OK, so in a perfect world I’d like a bit more duplon for the back of my right hand when it sits on the reelseat (I am right-handed, so it’s my forward hand on the rod if you like), but that’s nitpicking really because I can’t find anything else to complain about with this 9’6’’ N-One. The handle length is a little longer than on the shorter 9’ rod (36cms against about 30cms), and this feels quite right on the longer rod. The action on the rod works for me - nice and fast but not remotely a poker, and as with the 9’ version, there’s just something so damn easy about lure fishing with this rod. You just don’t need to lash into it to get the best out of it, although there’s a bit more “steel” overall in this 9’6’’ over the 9’, and I really like how this makes it feel like a natural progression via the length over the 9’ N-One. I’d still find choosing between the two a dilemma though.
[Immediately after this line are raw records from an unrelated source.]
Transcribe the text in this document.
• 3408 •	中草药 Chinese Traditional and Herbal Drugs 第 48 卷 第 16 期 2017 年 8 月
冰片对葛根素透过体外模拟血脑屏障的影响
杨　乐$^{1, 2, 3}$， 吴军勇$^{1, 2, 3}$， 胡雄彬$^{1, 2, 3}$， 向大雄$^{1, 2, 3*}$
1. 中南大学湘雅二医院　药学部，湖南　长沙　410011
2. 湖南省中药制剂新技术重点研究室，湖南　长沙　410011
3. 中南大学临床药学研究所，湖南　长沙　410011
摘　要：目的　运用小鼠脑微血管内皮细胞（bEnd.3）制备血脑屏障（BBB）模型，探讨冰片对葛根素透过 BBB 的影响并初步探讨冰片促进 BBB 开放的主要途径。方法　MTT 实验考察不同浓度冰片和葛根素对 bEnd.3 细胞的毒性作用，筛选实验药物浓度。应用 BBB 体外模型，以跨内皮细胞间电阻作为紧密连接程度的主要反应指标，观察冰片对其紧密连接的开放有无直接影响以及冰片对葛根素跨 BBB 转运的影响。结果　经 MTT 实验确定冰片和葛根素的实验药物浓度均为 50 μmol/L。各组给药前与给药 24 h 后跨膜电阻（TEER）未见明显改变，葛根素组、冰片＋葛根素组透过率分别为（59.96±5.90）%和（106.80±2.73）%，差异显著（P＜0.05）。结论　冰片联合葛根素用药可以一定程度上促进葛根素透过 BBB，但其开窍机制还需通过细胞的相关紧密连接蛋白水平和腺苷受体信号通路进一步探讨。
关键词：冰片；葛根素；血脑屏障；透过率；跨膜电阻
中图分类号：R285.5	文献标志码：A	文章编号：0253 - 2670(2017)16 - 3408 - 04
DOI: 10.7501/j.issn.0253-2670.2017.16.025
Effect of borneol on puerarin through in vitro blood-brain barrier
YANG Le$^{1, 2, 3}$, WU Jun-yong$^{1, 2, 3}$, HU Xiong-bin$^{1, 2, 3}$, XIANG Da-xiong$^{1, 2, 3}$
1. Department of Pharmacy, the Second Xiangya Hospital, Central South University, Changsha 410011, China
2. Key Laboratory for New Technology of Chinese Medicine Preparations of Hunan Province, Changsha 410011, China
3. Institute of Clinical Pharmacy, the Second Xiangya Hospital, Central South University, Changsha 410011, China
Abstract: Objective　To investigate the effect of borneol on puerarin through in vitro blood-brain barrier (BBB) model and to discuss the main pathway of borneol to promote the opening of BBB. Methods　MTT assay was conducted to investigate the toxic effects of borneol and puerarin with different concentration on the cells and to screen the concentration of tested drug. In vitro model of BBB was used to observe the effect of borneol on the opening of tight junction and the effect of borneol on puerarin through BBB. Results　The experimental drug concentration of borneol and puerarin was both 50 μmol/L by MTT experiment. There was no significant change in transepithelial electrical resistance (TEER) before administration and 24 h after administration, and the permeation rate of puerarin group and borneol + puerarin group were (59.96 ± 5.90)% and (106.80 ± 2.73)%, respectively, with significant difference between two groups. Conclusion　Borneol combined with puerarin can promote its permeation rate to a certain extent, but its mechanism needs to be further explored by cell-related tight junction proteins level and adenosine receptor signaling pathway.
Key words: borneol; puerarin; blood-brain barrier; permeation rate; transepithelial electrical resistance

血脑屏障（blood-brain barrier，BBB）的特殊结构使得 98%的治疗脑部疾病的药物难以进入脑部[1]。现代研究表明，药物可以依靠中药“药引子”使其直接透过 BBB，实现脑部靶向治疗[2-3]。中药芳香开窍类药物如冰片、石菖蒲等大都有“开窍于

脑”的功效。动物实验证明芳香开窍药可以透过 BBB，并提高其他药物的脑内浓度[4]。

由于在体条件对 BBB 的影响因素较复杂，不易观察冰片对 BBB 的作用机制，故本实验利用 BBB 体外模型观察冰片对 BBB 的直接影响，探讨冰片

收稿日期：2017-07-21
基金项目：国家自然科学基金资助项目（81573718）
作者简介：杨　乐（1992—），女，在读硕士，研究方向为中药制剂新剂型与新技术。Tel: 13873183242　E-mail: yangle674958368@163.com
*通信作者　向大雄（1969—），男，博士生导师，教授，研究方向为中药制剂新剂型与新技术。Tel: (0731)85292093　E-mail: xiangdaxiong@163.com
I don’t know what more to tell you really. The 9’ Truzer (review here) is a faster, pokier rod than the comparable 9’ N-One, but when it gets to this longer length I’d find it hard to choose between the 9’6’’ Truzer, 9’6’’ X-Ride (review here) and this 9’6’’ N-One - the more expensive Truzer and X-Ride rods (same blanks anyway) are a touch faster and steelier, but this N-One is just so easy. Money no object and I am sucker for knowing that there’s a very expensive set of Fuji Torzite guides on a Truzer, but aesthetics aside and I am finding it remarkably hard to look much beyond this £220 Major Craft 9’6’’ 10-30g N-One. Rods are of course very personal things, but unless you are needing to fish with bass lures way over the 30g mark then I can’t really see how any angler couldn’t at least appreciate fishing with this 9’6’’ N-One. The spanner in the works is the remarkable and roughly £40 cheaper again Skyroad Surf 9’6’’ (review here), which is officially a joke it’s so cheap for what it is. Which one would I buy? Not easy, put it that way. If you are anywhere near Chesil Bait’n’Tackle or the Art of Fishing you should be able to see this rod in the flesh.